What the machines are asking

Three query families keep recurring. The first is the entity liability scan: a company name plus a standardized string of legal-exposure terms, run the same way across different companies — the signature of an agent template, not a person. The second is the evaluation prompt: an instruction to assess a named organization on a named topic, which reads like a fragment of a larger workflow that escaped into the search box. The third is the operator-heavy research query, prebuilt to exclude social platforms and forums, optimizing for primary and editorial sources.

Two things about these queries should get any managing partner's attention. They rank instantly — the pages answering them face almost no competition, because nobody writes for queries nobody types. And they are evaluative: the assistant is not looking for a phone number, it is deciding whether an entity is credible enough to put in front of a user. Whatever page wins that query becomes the machine's evidence file.
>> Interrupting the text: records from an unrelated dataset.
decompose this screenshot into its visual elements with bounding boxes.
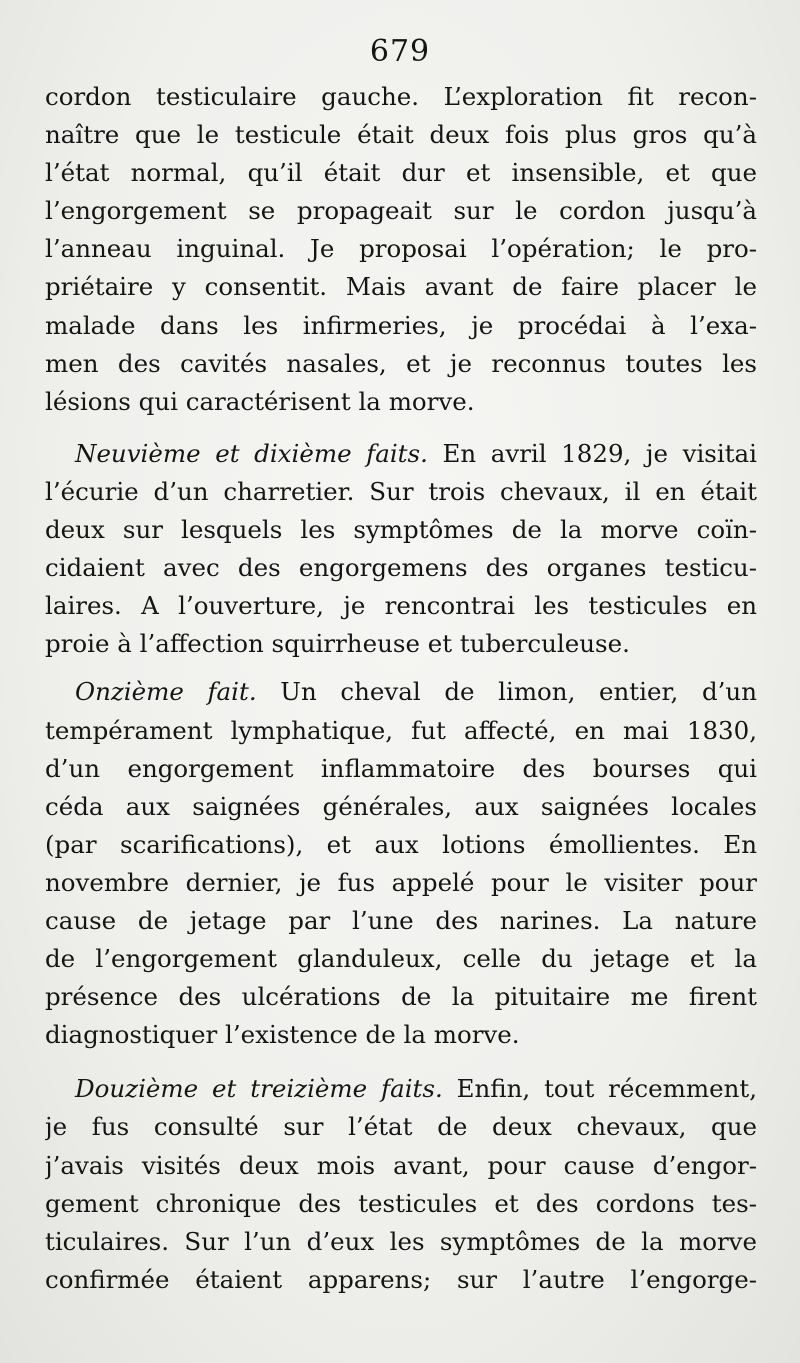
text-line: confirmée étaient apparens; sur l’autre l’engorge- [45, 1264, 757, 1294]
paragraph-4 [45, 1070, 757, 1299]
text-line: lésions qui caractérisent la morve. [45, 386, 475, 416]
text-line: présence des ulcérations de la pituitaire me firent [45, 982, 757, 1012]
paragraph-heading: Douzième et treizième faits. [75, 1074, 443, 1104]
text-segment: Enfin, tout récemment, [442, 1074, 757, 1104]
text-line: l’état normal, qu’il était dur et insensible, et que [45, 158, 757, 188]
paragraph-2 [45, 435, 757, 664]
text-line: cause de jetage par l’une des narines. La nature [45, 905, 757, 935]
paragraph-heading: Onzième fait. [75, 677, 257, 707]
text-line [45, 673, 757, 711]
text-line: j’avais visités deux mois avant, pour cause d’engor- [45, 1150, 757, 1180]
text-line: d’un engorgement inflammatoire des bourses qui [45, 753, 757, 783]
text-line [45, 435, 757, 473]
page-number: 679 [369, 34, 431, 69]
text-segment: En avril 1829, je visitai [427, 438, 757, 468]
text-line: de l’engorgement glanduleux, celle du jetage et la [45, 944, 757, 974]
body-text [45, 78, 757, 1313]
text-line: novembre dernier, je fus appelé pour le visiter pour [45, 867, 757, 897]
text-line: laires. A l’ouverture, je rencontrai les testicules en [45, 591, 757, 621]
text-line: malade dans les infirmeries, je procédai à l’exa- [45, 310, 757, 340]
text-line: deux sur lesquels les symptômes de la morve coïn- [45, 515, 757, 545]
text-line: (par scarifications), et aux lotions émollientes. En [45, 829, 757, 859]
text-line: diagnostiquer l’existence de la morve. [45, 1020, 520, 1050]
text-line: tempérament lymphatique, fut affecté, en mai 1830, [45, 715, 757, 745]
text-line: céda aux saignées générales, aux saignées locales [45, 791, 757, 821]
paragraph-heading: Neuvième et dixième faits. [75, 438, 428, 468]
text-line: l’écurie d’un charretier. Sur trois chevaux, il en était [45, 476, 757, 506]
paragraph-1 [45, 78, 757, 421]
text-line: je fus consulté sur l’état de deux chevaux, que [45, 1112, 757, 1142]
text-line [45, 1070, 757, 1108]
text-line: naître que le testicule était deux fois plus gros qu’à [45, 120, 757, 150]
paragraph-3 [45, 673, 757, 1054]
text-line: cordon testiculaire gauche. L’exploration fit recon- [45, 82, 757, 111]
text-line: men des cavités nasales, et je reconnus toutes les [45, 348, 757, 378]
text-line: l’engorgement se propageait sur le cordon jusqu’à [45, 196, 757, 226]
text-segment: Un cheval de limon, entier, d’un [256, 677, 757, 707]
text-line: cidaient avec des engorgemens des organes testicu- [45, 553, 757, 583]
text-line: ticulaires. Sur l’un d’eux les symptômes de la morve [45, 1226, 757, 1256]
text-line: proie à l’affection squirrheuse et tuberculeuse. [45, 629, 630, 659]
text-line: priétaire y consentit. Mais avant de faire placer le [45, 272, 757, 302]
text-line: gement chronique des testicules et des cordons tes- [45, 1188, 757, 1218]
text-line: l’anneau inguinal. Je proposai l’opération; le pro- [45, 234, 757, 264]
The reference check has no one picking up

Here is the gap. When a machine asks whether a legal brand is legitimate, the honest answer lives in fragments — a bar number on one page, an editorial policy on another, press citations on a third, and a corporate name that appears in four slightly different forms across four properties. An assistant assembling a legitimacy judgment from that gets a shrug. The fix is not clever; it is editorial hygiene treated as infrastructure. A page that states plainly who runs the operation, under what license, with what disclosures. Organization and Person schema that agree with each other everywhere the entity appears, with the same identifiers and the same connected profiles. Press citations marked up so a machine can verify that third parties have vouched for the entity. Naming consistency, so the brand the machine evaluates is the brand you actually operate.
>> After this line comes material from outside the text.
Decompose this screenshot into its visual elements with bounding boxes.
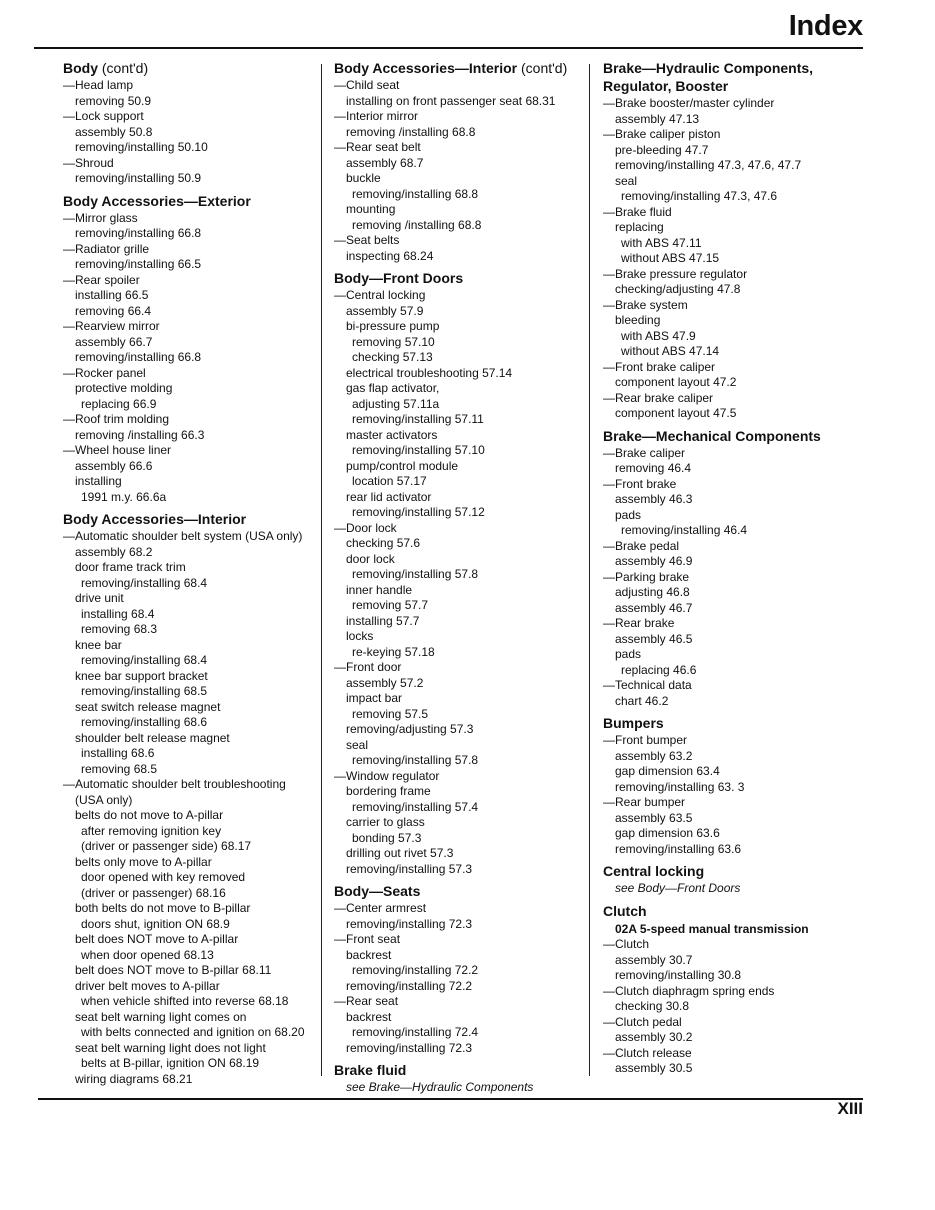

None of this is speculative on the traffic side. We have followed assistant-referred visitors from the citation, through the landing page, into a completed intake form with full attribution intact. The due-diligence query is what happens before that referral gets made. It is the reference check — and right now, across most of the legal web, nobody is answering the phone.

What to do about it

Treat the evaluation queries as a content brief. If assistants ask whether your operation is legitimate, publish the page that answers in the first hundred words. If they scan companies for litigation exposure, your coverage of those companies should be precise, dated, and sourced, because it will be quoted without you in the room. And audit your entity graph the way you would audit a citation in a brief: every property, one name, one set of identifiers, no contradictions. The assistants are already reading. The only question is whether what they find was written on purpose. This publication's editorial standards page exists for exactly that reader — the one that isn't human.